На первом месте стоит свобода — и это далеко не случайно. Для Хомякова свобода — коренной и основополагающий атрибут, сочетание которого с единством уже, в известном смысле, достаточно для осуществления соборности. По другой из его формул, соборность есть «тождество единства и свободы, проявляемое в законе духовной любви». Уже здесь начинает достигаться метафизическое углубление: в таком тождестве выступает особенная природа Соборного Единства. Для эмпирического бытия свобода и единство — антиномические, несовместимые начала. Свобода здесь — свобода личного самоутверждения, которая лишь временно и условно, в порядке преходящего совпадения интересов может создавать то или иное единство. Но, вглядываясь, как истый феноменолог, в реальность Церкви, Хомяков узревает в ней совершенно иную, хотя не менее несомненную свободу, как и иное соотношение начал свободы и единства. Здесь свобода не только не разрушает единства, но порождает его, так что единство Церкви — «плод и проявление свободы». Ближе всего, эту свободу, присущую соборности, можно определить как свободу самоосуществления в истине. Это нечто весьма отличное от привычных категорий свободы воли или свободы выбора в западной философии и теологии. Элемент выбора совсем не входит сюда, речь идет о выражении определенной и единственной истины. Однако с пребыванием в соборности как в некой особой стихии такое выражение становится актом свободы, ибо истина здесь имеет характер полной и непосредственной внутренней очевидности. В результате, свобода — не что иное как сама же истина, воспринятая жизненно, ставшая внутренне преображающею силою. И мы видим, что концепция Хомякова, при всей своеобычности, прямо восходит к новозаветной установке, данной знаменитым девизом апостола Иоанна: «Познайте истину и истина сделает вас свободными». Важнейший признак такой свободы — ее связь, срастворенность с благодатью. Устойчивая формула Хомякова — «просвещенная благодатью свобода», так что, по сути, в его понимании свобода идентична аскетическому и патриотическому понятию синергии, тогда еще незнакомому русской мысли. Об этом еще будет речь ниже. А пока подчеркнем: разбор уже первого атрибута Соборного Единства заставляет заметить, что это единство выступает, по существу, как некий особый мир, где категории и законы обычного эмпирического мира глубоко трансформируются. Этот предварительный вывод подкрепляется, как только мы переходим к дальнейшим атрибутам.

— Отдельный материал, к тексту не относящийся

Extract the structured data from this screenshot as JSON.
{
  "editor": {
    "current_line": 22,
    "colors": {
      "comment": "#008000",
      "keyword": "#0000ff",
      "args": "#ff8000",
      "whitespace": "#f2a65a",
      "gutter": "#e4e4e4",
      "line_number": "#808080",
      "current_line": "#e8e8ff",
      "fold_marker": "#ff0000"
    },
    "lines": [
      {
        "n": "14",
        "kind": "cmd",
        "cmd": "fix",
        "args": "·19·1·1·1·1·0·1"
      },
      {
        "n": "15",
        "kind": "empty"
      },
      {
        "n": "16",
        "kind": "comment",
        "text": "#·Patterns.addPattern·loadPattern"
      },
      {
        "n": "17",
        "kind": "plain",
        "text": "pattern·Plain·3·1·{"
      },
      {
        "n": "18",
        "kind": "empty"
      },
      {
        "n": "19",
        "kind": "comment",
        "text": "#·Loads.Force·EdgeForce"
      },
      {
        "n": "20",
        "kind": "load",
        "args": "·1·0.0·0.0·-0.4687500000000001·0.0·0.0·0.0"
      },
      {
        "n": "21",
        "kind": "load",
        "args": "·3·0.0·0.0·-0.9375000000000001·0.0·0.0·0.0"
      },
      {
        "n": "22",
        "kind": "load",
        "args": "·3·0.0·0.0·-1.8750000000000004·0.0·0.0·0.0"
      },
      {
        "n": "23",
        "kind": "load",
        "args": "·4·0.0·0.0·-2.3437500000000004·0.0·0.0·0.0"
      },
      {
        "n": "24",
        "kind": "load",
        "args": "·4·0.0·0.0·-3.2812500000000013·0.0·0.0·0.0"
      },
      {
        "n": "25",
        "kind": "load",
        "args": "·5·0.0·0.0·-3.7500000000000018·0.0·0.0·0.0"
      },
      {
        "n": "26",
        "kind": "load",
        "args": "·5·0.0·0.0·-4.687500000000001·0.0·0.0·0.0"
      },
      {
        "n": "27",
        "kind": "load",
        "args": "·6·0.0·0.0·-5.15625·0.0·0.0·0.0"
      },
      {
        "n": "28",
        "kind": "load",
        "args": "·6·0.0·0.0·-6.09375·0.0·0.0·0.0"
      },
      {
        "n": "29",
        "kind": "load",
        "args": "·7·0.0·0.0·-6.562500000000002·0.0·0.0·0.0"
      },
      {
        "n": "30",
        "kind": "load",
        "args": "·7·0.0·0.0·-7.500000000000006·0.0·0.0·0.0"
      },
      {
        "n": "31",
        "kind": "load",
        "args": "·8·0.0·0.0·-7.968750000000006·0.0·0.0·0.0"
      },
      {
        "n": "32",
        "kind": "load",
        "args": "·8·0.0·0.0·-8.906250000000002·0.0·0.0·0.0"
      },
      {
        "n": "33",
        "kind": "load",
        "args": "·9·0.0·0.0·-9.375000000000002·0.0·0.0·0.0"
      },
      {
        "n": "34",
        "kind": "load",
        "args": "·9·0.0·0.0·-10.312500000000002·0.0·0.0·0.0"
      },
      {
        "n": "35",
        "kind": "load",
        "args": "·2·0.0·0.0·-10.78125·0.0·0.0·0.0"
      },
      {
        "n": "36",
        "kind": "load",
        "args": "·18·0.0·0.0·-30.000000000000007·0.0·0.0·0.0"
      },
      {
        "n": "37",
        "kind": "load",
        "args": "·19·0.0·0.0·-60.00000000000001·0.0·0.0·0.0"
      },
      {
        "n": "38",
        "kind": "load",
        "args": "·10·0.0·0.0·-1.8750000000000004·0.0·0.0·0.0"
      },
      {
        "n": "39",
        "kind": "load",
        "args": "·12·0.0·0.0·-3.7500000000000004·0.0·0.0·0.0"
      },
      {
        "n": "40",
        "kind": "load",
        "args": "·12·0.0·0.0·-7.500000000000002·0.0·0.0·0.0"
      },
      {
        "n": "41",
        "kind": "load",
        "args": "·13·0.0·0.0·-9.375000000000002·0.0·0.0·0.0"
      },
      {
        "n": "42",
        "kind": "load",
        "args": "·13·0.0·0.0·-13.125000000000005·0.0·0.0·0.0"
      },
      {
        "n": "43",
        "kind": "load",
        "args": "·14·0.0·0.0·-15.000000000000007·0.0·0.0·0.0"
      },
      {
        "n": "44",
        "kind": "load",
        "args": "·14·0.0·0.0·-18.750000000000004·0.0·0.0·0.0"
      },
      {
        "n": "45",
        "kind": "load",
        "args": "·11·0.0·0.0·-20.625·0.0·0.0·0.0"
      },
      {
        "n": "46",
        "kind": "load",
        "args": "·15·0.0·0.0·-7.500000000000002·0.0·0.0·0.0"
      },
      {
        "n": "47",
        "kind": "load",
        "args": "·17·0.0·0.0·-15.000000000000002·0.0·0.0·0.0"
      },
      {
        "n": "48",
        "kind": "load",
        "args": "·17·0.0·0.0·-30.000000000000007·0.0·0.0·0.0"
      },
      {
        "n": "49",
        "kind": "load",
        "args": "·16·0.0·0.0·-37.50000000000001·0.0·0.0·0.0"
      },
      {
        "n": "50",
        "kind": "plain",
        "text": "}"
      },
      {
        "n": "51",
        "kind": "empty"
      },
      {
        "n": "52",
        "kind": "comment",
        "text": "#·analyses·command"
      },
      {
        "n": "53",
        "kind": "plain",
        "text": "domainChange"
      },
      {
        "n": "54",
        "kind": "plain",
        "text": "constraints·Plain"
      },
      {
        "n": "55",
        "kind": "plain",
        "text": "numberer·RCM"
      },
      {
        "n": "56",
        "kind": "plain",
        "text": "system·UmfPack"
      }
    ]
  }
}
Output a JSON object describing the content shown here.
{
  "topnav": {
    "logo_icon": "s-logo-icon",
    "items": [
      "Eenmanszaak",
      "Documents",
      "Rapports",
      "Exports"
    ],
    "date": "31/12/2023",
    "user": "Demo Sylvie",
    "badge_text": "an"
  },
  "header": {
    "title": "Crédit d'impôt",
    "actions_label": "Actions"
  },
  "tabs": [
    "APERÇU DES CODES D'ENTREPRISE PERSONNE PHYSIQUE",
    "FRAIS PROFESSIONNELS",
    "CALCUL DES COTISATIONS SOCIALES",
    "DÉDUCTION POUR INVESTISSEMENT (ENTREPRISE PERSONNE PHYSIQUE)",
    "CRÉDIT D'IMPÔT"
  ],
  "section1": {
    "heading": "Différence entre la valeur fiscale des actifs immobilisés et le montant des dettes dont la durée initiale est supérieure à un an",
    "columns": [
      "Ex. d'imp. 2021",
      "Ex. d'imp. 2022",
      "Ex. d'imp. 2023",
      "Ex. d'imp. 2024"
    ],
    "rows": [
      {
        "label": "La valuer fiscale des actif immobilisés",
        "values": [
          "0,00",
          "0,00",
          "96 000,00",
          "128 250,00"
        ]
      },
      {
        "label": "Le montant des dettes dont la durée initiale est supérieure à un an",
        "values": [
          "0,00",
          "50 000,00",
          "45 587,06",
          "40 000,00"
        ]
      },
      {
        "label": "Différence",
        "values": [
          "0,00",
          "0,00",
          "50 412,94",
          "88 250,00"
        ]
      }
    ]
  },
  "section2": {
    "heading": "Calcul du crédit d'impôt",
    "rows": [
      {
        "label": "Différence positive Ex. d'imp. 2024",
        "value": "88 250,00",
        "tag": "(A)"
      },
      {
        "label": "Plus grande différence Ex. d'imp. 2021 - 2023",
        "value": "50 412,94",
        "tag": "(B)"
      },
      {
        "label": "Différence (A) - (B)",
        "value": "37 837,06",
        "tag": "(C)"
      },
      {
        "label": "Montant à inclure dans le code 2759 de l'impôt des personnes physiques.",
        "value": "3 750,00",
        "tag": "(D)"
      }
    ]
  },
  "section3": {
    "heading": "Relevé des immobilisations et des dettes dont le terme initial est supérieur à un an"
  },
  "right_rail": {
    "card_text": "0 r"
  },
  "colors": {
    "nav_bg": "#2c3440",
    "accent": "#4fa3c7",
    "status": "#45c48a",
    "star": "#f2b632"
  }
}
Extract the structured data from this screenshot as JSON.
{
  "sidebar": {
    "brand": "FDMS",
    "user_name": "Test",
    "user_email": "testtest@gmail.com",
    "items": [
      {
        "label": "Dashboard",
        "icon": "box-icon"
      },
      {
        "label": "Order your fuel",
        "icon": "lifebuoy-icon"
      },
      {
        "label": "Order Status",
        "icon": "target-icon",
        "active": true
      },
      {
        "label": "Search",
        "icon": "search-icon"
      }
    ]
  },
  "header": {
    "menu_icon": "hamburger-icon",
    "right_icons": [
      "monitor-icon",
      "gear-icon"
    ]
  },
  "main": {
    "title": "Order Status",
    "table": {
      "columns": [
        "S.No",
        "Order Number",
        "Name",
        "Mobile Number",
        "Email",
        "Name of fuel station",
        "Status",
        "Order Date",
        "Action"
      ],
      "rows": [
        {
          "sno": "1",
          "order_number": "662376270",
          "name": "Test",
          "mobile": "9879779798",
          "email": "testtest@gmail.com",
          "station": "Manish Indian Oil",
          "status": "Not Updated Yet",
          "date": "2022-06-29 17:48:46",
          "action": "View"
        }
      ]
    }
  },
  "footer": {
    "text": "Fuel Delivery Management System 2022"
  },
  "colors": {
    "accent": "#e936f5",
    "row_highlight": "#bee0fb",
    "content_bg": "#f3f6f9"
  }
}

Следующий из атрибутов соборности — ее органичность. К Церкви, Соборному Единству, Хомяков систематически прилагает выражение «живой организм», и это — одна из центральных категорий его мысли. Она трактуется ничуть не метафорически. Соборное Единство понимается как живой организм в подлинном и прямом смысле: это есть единство, составляющее автономную и самодовлеющую цельность, которая наделена собственною жизнью, несет в себе источники этой жизни и по-своему изменяет, преобразует все, что входит в ее состав. Всякий член Соборного Единства, входя в него, обогащается за счет приобщения к его жизни, и в этом обогащении испытывает коренную трансформацию. Так пишет об этом Хомяков: «Всякая частица вещества, усвоенная живым телом, делается неотъемлемой частью его организма и сама получает от него новый смысл и новую жизнь... Индивидуальность... расширяется в сфере высшей жизни, к которой она относилась бы как живая частица к целому» (2, 100; 103). Но важно подчеркнуть и другую сторону: хомяковская трактовка органичности не значит органицизма, не снижается в натурализм и биологизм. Философ никогда не дает оснований думать, что его «живой организм» — земной, биологический организм или хотя бы таков же; напротив, между ними видна отчетливая разделяющая грань. Мы видим у него также выражения «духовный организм», «живая личность», которые, как и «живой организм», прилагаются к Церкви и все понимаются равносильно. Отсюда явствует, что органичность у Хомякова — категория не органического, а скорее персоналистского миропонимания.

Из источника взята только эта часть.